1. Macizos antiguos, integrados por las montañas de altitud media, cumbres aplanadas y ocasionalmente reducidas a penillanuras, como corresponde a la gran acción erosiva que han experimentado en el transcurso de los tiempos geológicos. Los materiales constituyentes son paleozoicos, plegados por la orogénesis herciniana y deformados por el plegamiento alpino. Integran el zócalo del relieve peninsular y fueron objeto de un rejuvenecimiento como consecuencia del plegamiento alpino. Ofrece  ejemplos de relieve apalachense. 
 
2. Cordilleras alpinas, surgidas tras el último gran plegamiento y formadas por materiales jóvenes, fundamentalmente calizos. Se integran en el ámbito de las grandes cordilleras que circundan el Mediterráneo en todas sus riberas (Alpes, Apeninos, Cárpatos, Cáucaso, Atlas,…) y hallan sus mejores representaciones en los Pirineos y en las cordilleras Béticas, las cuales se formaron por la compresión de las placas sobre los materiales depositados en el mar de Thetis  
 
3. Depresiones. Hay dos tipos: 
 
 Interiores: Fragmentos hundidos del viejo zócalo paleozoico, que han sido rellenadas por los aportes sedimentarios, cuyos mejores ejemplos son la cuenca del Duero y La Mancha.  Exteriores. Las situadas entre los bordes de los macizos antiguos y las cordilleras alpinas, que ocupan antiguos golfos marinos o brazos de mar, igualmente colmatados por los aportes sedimentarios, en este caso procedentes de las cordilleras alpinas recién surgidas, de gran altitud, materiales blandos y, en consecuencia, fáciles de erosionar. Son las depresiones del Ebro y del Guadalquivir. 

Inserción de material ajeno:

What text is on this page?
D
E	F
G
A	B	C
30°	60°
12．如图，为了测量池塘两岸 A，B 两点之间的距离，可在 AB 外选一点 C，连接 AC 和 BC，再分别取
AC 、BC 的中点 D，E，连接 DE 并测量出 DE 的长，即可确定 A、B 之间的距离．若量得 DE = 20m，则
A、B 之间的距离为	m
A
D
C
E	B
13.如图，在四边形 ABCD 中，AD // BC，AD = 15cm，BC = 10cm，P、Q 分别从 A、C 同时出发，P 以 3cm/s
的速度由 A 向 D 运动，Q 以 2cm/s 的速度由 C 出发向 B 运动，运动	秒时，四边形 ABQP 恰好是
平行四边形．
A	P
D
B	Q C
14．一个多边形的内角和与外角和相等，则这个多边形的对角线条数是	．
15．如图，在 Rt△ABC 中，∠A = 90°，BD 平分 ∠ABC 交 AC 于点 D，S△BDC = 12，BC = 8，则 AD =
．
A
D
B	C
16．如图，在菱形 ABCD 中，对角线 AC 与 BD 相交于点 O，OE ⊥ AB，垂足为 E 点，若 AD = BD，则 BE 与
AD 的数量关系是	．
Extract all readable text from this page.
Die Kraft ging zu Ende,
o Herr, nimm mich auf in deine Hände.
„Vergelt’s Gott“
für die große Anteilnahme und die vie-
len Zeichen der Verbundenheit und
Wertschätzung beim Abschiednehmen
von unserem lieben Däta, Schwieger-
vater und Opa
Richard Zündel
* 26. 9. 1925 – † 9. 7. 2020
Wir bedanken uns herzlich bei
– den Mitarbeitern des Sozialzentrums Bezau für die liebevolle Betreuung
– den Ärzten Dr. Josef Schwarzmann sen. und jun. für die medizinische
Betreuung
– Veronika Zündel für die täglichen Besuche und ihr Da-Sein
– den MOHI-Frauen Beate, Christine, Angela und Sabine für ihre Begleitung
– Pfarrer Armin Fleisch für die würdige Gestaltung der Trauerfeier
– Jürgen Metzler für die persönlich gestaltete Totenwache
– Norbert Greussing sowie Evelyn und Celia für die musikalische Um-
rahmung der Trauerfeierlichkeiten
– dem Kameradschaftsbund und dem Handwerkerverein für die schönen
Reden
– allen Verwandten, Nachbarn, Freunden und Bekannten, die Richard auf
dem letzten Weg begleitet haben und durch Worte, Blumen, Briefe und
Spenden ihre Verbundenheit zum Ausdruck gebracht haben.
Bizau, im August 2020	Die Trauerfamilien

EL SISTEMA CENTRAL.  Se formó durante el plegamiento alpino, aunque en sus partes más elevadas predominan los roquedos graníticos. Su dirección (suroeste-noreste) provoca que se convierte en un muro difícil de atravesar. El Sistema Central está formado por varias sierras entrelazadas entre sí (Somosierra, Guadarrama, Gredos, Peña de Francia y Gata), siendo su pico de más altura el Moro Almanzor (2592m)  

MACIZO GALAICO.  Se formó durante la era precámbrica y paleozóica, lo que conlleva que predominen materiales graníticos que posteriormente se han ido arrasando por la erosicón, dando lugar a un paisaje suave y ondulado. La altitud media no sobrepasa los 1000m y su pico más elevado es Cabeza de Manzaneda (1778m) 

CORDILLERA CANTÁBRICA. Barrera montañosa al norte de la Meseta Central que provoca que aíslen la Meseta de la influencia marítima del norte. Se divide en dos partes: la oeste, de terrenos silíceos; el este, de roquedo calizos. Las alturas más sobresalientes se encuentran en los Picos de Europa, donde se superan los 2500m. 

EL SISTEMA IBÉRICO. Es un sistema montañoso de carácter discontínuo, en el que predominan los materiales sedimentarios, siendo frecuentes los fenómenos kársticos.  En el tramo norte se encuentran los sistemas montañosos más destacables: Sierra de La Demanda, Urbión y Moncayo.  

SIERRA MORENA. Borde sur de la Meseta. Es una especie de escalón entre la Meseta Paleozoica y la Depresión del Guadalquivir, ya que es una montaña que existe, propiamente, por la vertiente sur. Ello conlleva a que sus cimas tengan poca altura, inferiores a 1000m.